No dia 31 de agosto, o Sr. Rafael Huhn, secretário de Turismo e Cultura de Pouso Alegre, comentou sobre a realização de um Encontro de “Folia de Reis” em frente à catedral, no dia 24 de setembro, e sobre a possibilidade de celebrar uma missa com a participação dos grupos. Achei muito interessante e sem questionar respondi: “perfeitamente”.

            Desde criança recordo que, alguns dias depois do Natal, ficávamos na expectativa de ver passar pela rua de nossa casa “aqueles homens esquisitos” que visitavam as casas tocando músicas alegres em louvor aos “Santos Reis” e ao nascimento de Jesus.

            “Aqueles homens esquisitos” vinham sob a liderança de uma pessoa com uma bandeira com a estampa dos Santos Reis cumprindo rituais tradicionais de uma imensa riqueza e beleza. Acompanhavam este líder várias pessoas tocando instrumentos, em sua maioria de confecção caseira e artesanal, com tambores, reco-reco, flauta, uma espécie de violino rústico, sanfona, gaita, além da tradicional viola caipira, etc. Dançarinos, palhaços e outras figuras folclóricas compunham aquele grupo e muitos causavam medo.

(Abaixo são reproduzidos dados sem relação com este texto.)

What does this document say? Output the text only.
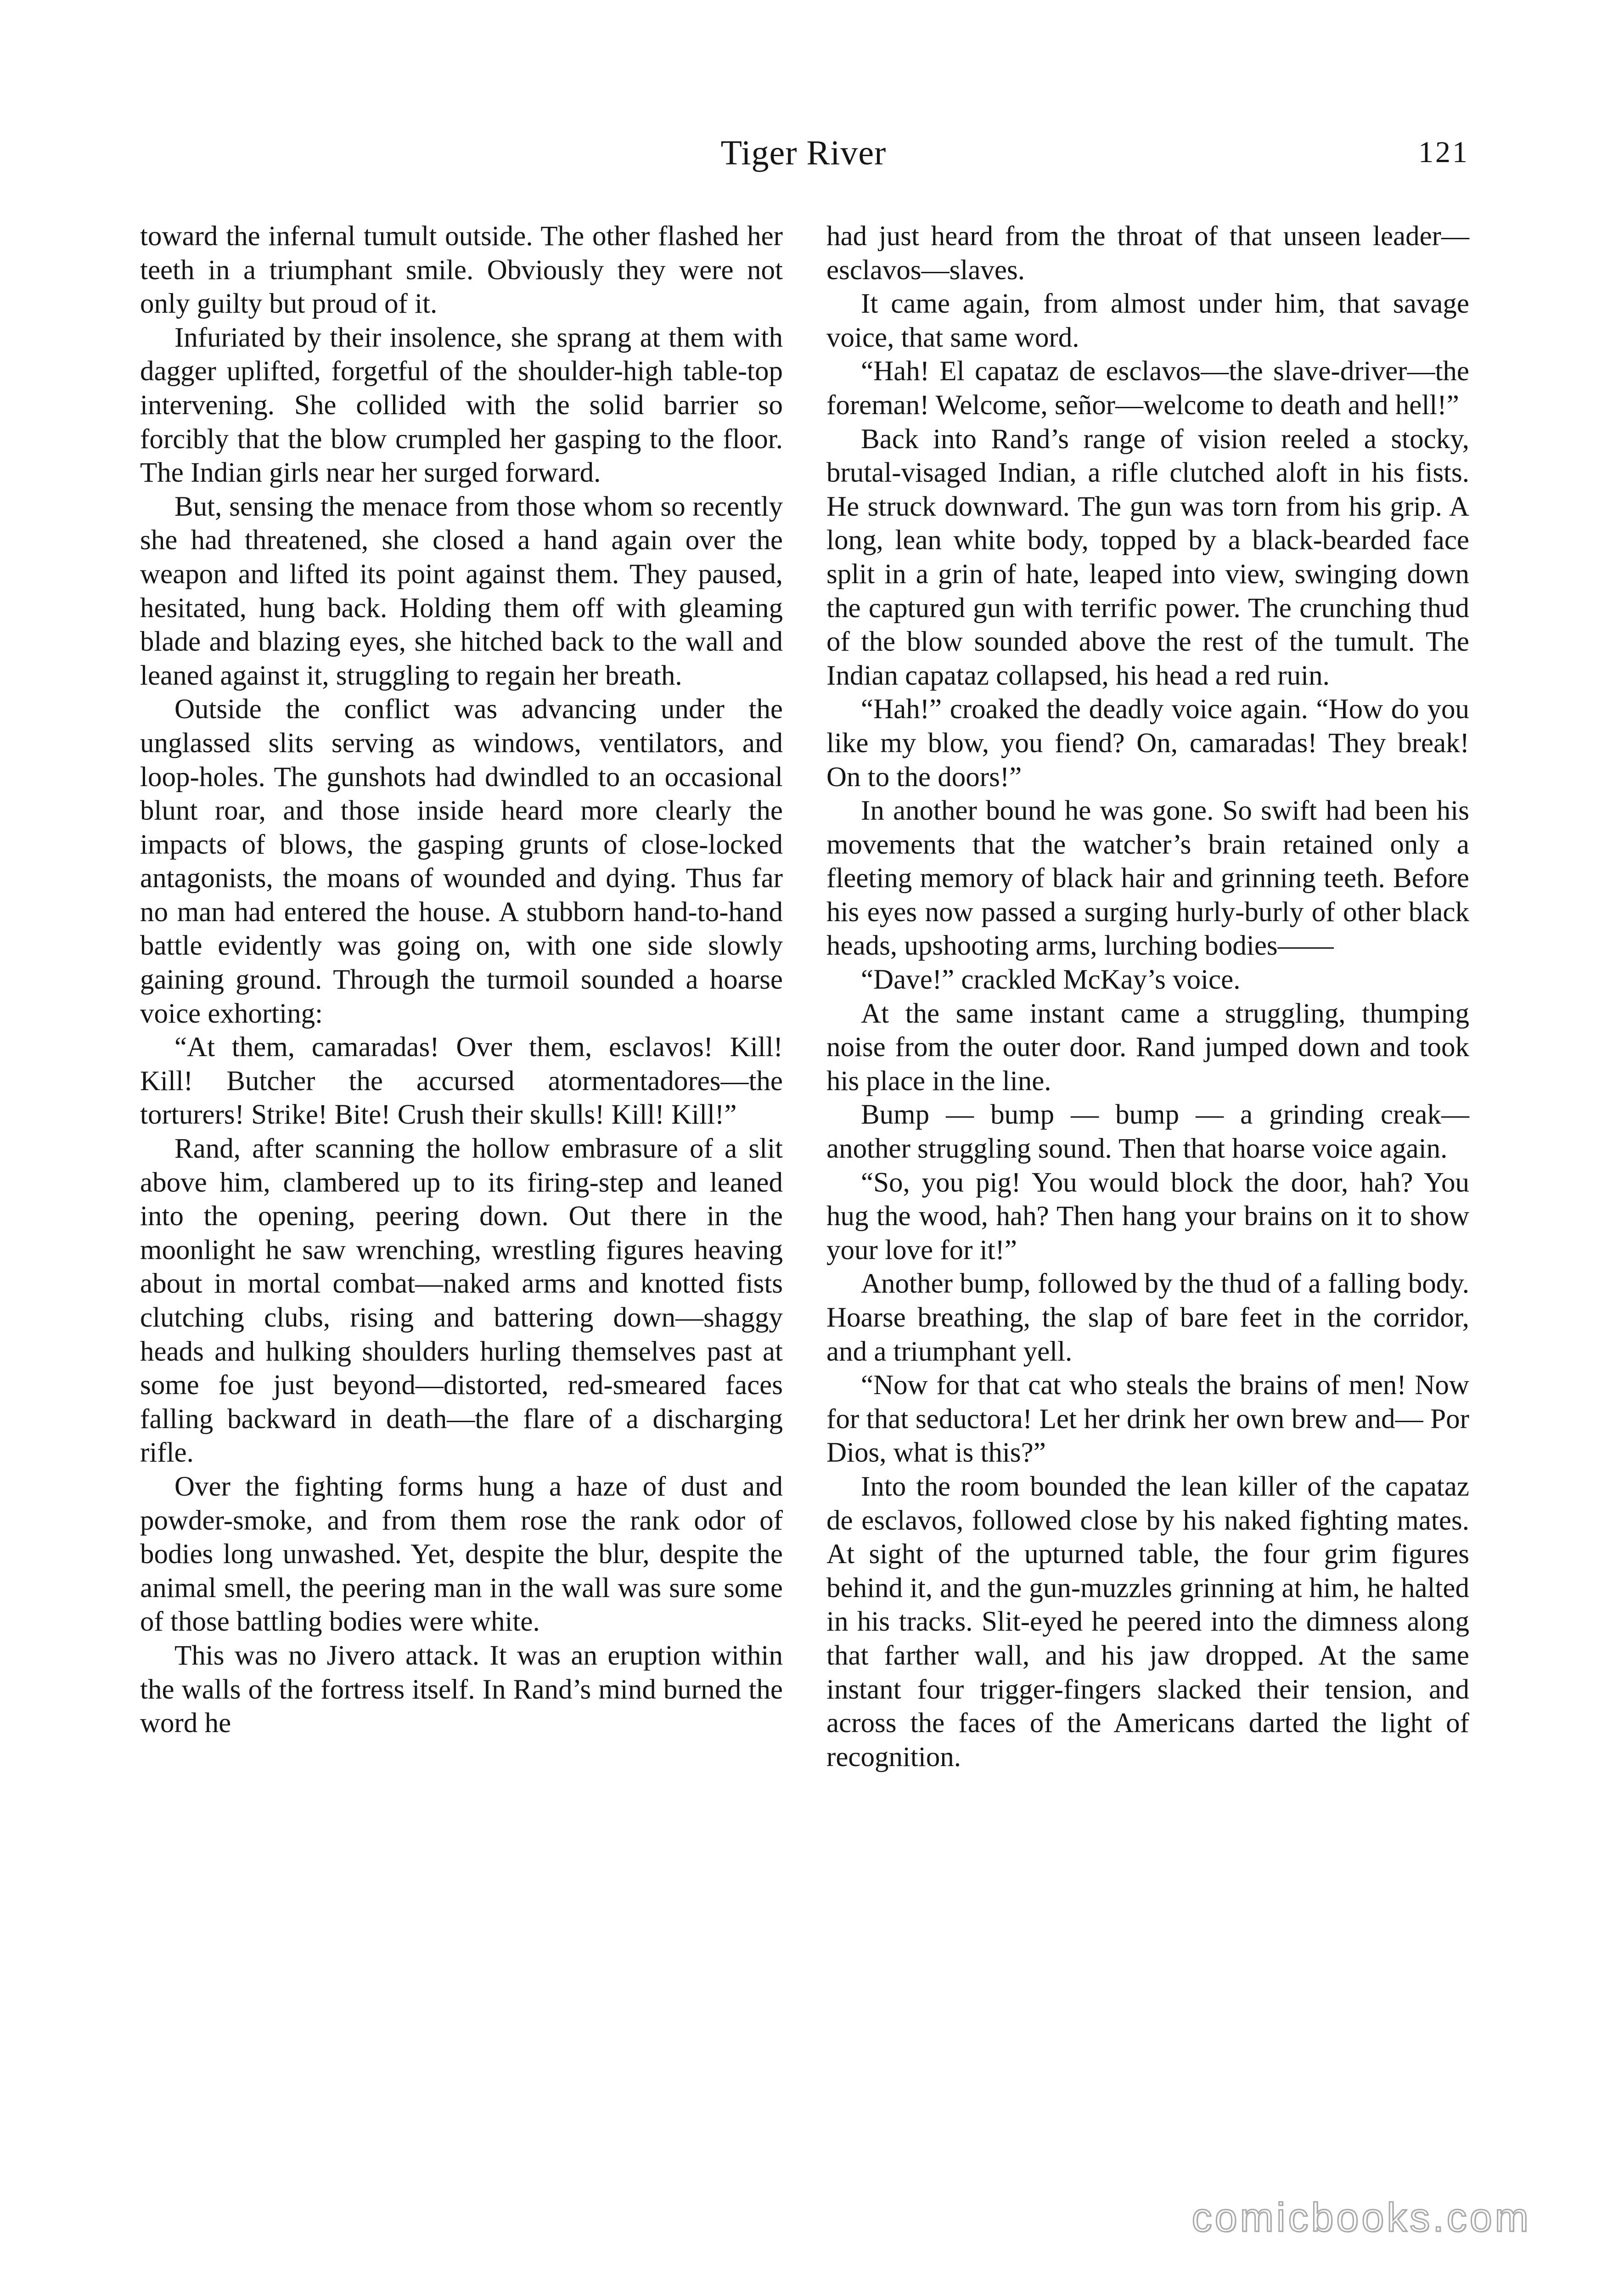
Tiger River	121

toward the infernal tumult outside. The other flashed her teeth in a triumphant smile. Obviously they were not only guilty but proud of it.

Infuriated by their insolence, she sprang at them with dagger uplifted, forgetful of the shoulder-high table-top intervening. She collided with the solid barrier so forcibly that the blow crumpled her gasping to the floor. The Indian girls near her surged forward.

But, sensing the menace from those whom so recently she had threatened, she closed a hand again over the weapon and lifted its point against them. They paused, hesitated, hung back. Holding them off with gleaming blade and blazing eyes, she hitched back to the wall and leaned against it, struggling to regain her breath.

Outside the conflict was advancing under the unglassed slits serving as windows, ventilators, and loop-holes. The gunshots had dwindled to an occasional blunt roar, and those inside heard more clearly the impacts of blows, the gasping grunts of close-locked antagonists, the moans of wounded and dying. Thus far no man had entered the house. A stubborn hand-to-hand battle evidently was going on, with one side slowly gaining ground. Through the turmoil sounded a hoarse voice exhorting:

“At them, camaradas! Over them, esclavos! Kill! Kill! Butcher the accursed atormentadores—the torturers! Strike! Bite! Crush their skulls! Kill! Kill!”

Rand, after scanning the hollow embrasure of a slit above him, clambered up to its firing-step and leaned into the opening, peering down. Out there in the moonlight he saw wrenching, wrestling figures heaving about in mortal combat—naked arms and knotted fists clutching clubs, rising and battering down—shaggy heads and hulking shoulders hurling themselves past at some foe just beyond—distorted, red-smeared faces falling backward in death—the flare of a discharging rifle.

Over the fighting forms hung a haze of dust and powder-smoke, and from them rose the rank odor of bodies long unwashed. Yet, despite the blur, despite the animal smell, the peering man in the wall was sure some of those battling bodies were white.

This was no Jivero attack. It was an eruption within the walls of the fortress itself. In Rand’s mind burned the word he

had just heard from the throat of that unseen leader—esclavos—slaves.

It came again, from almost under him, that savage voice, that same word.

“Hah! El capataz de esclavos—the slave-driver—the foreman! Welcome, señor—welcome to death and hell!”

Back into Rand’s range of vision reeled a stocky, brutal-visaged Indian, a rifle clutched aloft in his fists. He struck downward. The gun was torn from his grip. A long, lean white body, topped by a black-bearded face split in a grin of hate, leaped into view, swinging down the captured gun with terrific power. The crunching thud of the blow sounded above the rest of the tumult. The Indian capataz collapsed, his head a red ruin.

“Hah!” croaked the deadly voice again. “How do you like my blow, you fiend? On, camaradas! They break! On to the doors!”

In another bound he was gone. So swift had been his movements that the watcher’s brain retained only a fleeting memory of black hair and grinning teeth. Before his eyes now passed a surging hurly-burly of other black heads, upshooting arms, lurching bodies——

“Dave!” crackled McKay’s voice.

At the same instant came a struggling, thumping noise from the outer door. Rand jumped down and took his place in the line.

Bump — bump — bump — a grinding creak—another struggling sound. Then that hoarse voice again.

“So, you pig! You would block the door, hah? You hug the wood, hah? Then hang your brains on it to show your love for it!”

Another bump, followed by the thud of a falling body. Hoarse breathing, the slap of bare feet in the corridor, and a triumphant yell.

“Now for that cat who steals the brains of men! Now for that seductora! Let her drink her own brew and— Por Dios, what is this?”

Into the room bounded the lean killer of the capataz de esclavos, followed close by his naked fighting mates. At sight of the upturned table, the four grim figures behind it, and the gun-muzzles grinning at him, he halted in his tracks. Slit-eyed he peered into the dimness along that farther wall, and his jaw dropped. At the same instant four trigger-fingers slacked their tension, and across the faces of the Americans darted the light of recognition.

comicbooks.com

            Ao som das músicas, e antes de surgirem estes “homens esquisitos” na rua onde morava minha saudosa mãe, ela explicava: “Estes homens esquisitos passam de casa em casa, revivendo a caminhada dos magos que partiram do Oriente rumo à cidade de Belém em busca do Menino-Deus. Eles repetem a tradicional visitação feita pelos três Reis Magos, denominados Belchior, Baltazar e Gaspar os quais passaram a ser reverenciados como santos a partir do século VIII”. Era um dia de festa pela rua. Depois as pessoas iam acompanhando o grupo pelo bairro.

            A cada ano, eles iam modificando e ganhando características diferentes ao vivenciar a passagem bíblica que relata a visita dos três Reis Magos ao Filho de Deus.

            Desde aquela época, percebemos que as companhias de “Folia de Reis” têm uma unidade ritual autônoma. Não estão submetidas à orientação da Igreja institucional, e ocorre fora das igrejas e sem a presença do clero. Mesmo assim, são celebrações totalmente bíblicas, um exemplo vivo de fé e devoção manifestando uma realidade simbólica e imaginária do mistério da Epifania do Senhor.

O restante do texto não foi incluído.